Graduate Participants:

Peter Thomas (UCLA)

I study the intellectual history of Europe in those centuries we have learned to call “early modern,” chiefly in Italy and England from the fifteenth to the eighteenth century. My major interests are in the history of political thought and may be best elucidated further by the two figures around whom those interests cohere: Niccolò Machiavelli and Thomas Hobbes. I am, above all, fascinated by those species of political thinking that are sensible of language and its role in constructing politics—its realities and its fantasies. My research, then, necessarily concerns the intersections of “political thought” with the faculties of rhetoric and aesthetics, science and theology as they were represented and contested in the early modern epistemic cosmos: a cosmos often resembling more of a chaos to the historical writers who interest me as well as their modern readers. My attention is presently divided between work on political and poetic language in Hobbes and the relationship between language, corruption, and liberty in quattrocento Florentine thought.

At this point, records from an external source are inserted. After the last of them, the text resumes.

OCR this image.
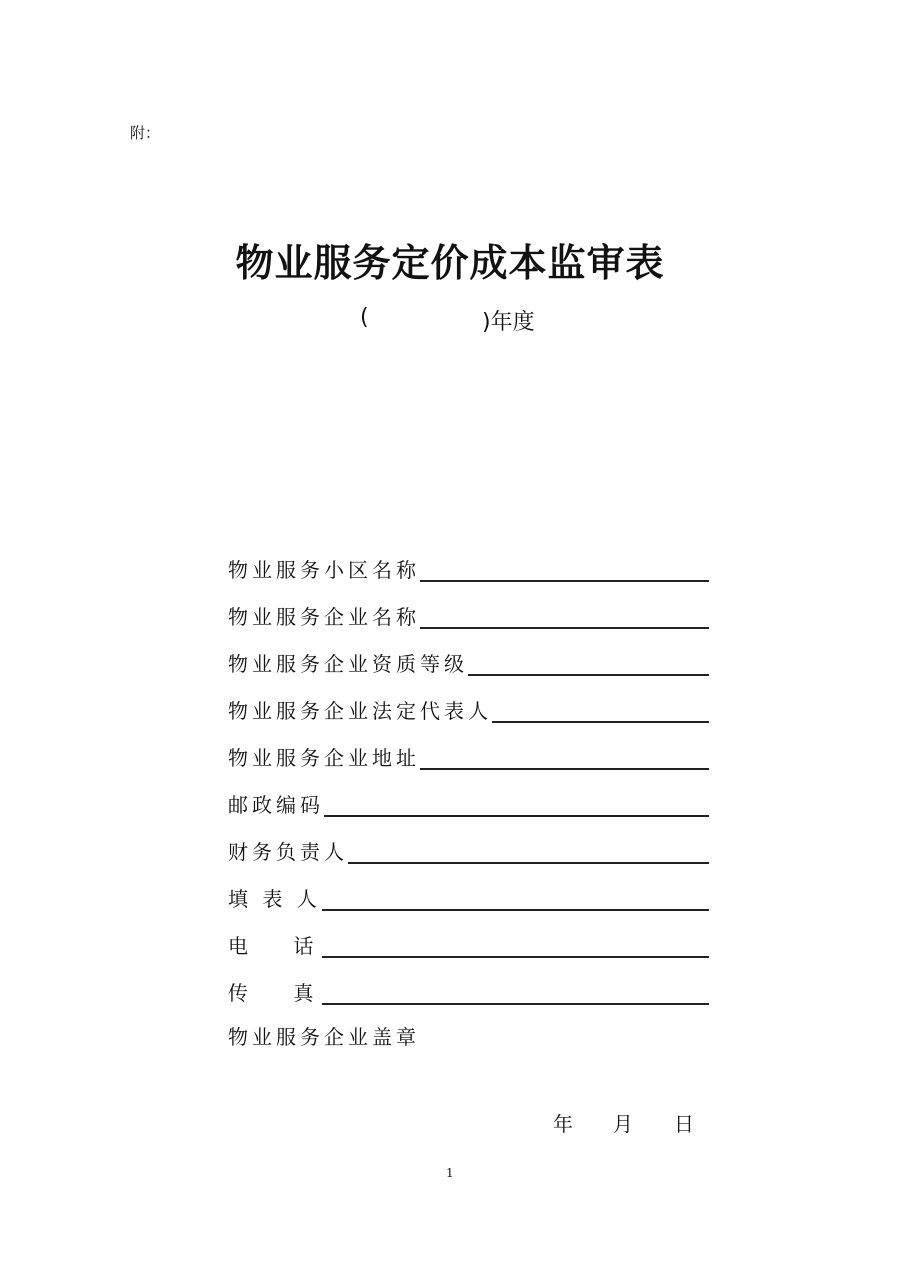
附：
物业服务定价成本监审表
(	)年度
物业服务小区名称
物业服务企业名称
物业服务企业资质等级
物业服务企业法定代表人
物业服务企业地址
邮政编码
财务负责人
填 表 人
电    话
传    真
物业服务企业盖章
年 月 日
1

Joseph Warren (UC Berkeley)

I am a PhD candidate in political science at UC Berkeley, and my main areas of study are American political development and game theory. My dissertation draws upon historical cases from early America to develop three formal models of legal authority. First, I argue that traditional republican concerns about economic inequality complement more recent theories of the rule of law based on citizen coordination. Second, I investigate how the structure of legal authority—whether concentrated in a small number of institutions or diffused through many institutions in society—affects outcomes of the legal system. Third, I consider how the boundaries of legal authority change over time by analyzing a dynamic bargaining model in which two actors (representing institutions) incrementally exchange policy for authority, as occurred between colonial assemblies and metropolitan officials in the lead-up to the American revolution. Prior to UC Berkeley, I attended Reed College, where I majored in political science and economics.

Chelsea Lee (UC Irvine)

Chelsea Lee is a second year PhD student in the English Department at UCI. Her interests include Early Modern literature and Medical Humanities with her research up to this point mainly focusing on Shakespeare and death. She previously earned her master’s degree at BYU where she wrote on the influence of execution narratives and will writing in Shakespeare’s plays. As an intern for the Shakespeare Birthplace Trust, she completed a research project using the early medical texts housed in the Birthplace archives to analyze the role of on-stage corpses in Shakespearean performance.

Juan Carlos “JC” Fermin (UC Irvine)

Juan Carlos “JC” Fermin is a third-year English PhD student at the University of California, Irvine. JC’s areas of focus are Postcolonial theory and the Philippine Diaspora, but he’s also become an avid student of Afropessimism, Decolonial Feminisms, and Non-Western Radical Traditions. JC is invested in the evocative forms of cultural production precipitated by crisis and revolution – before, during, and after – and the relationship between these movements and insurrectionary violence.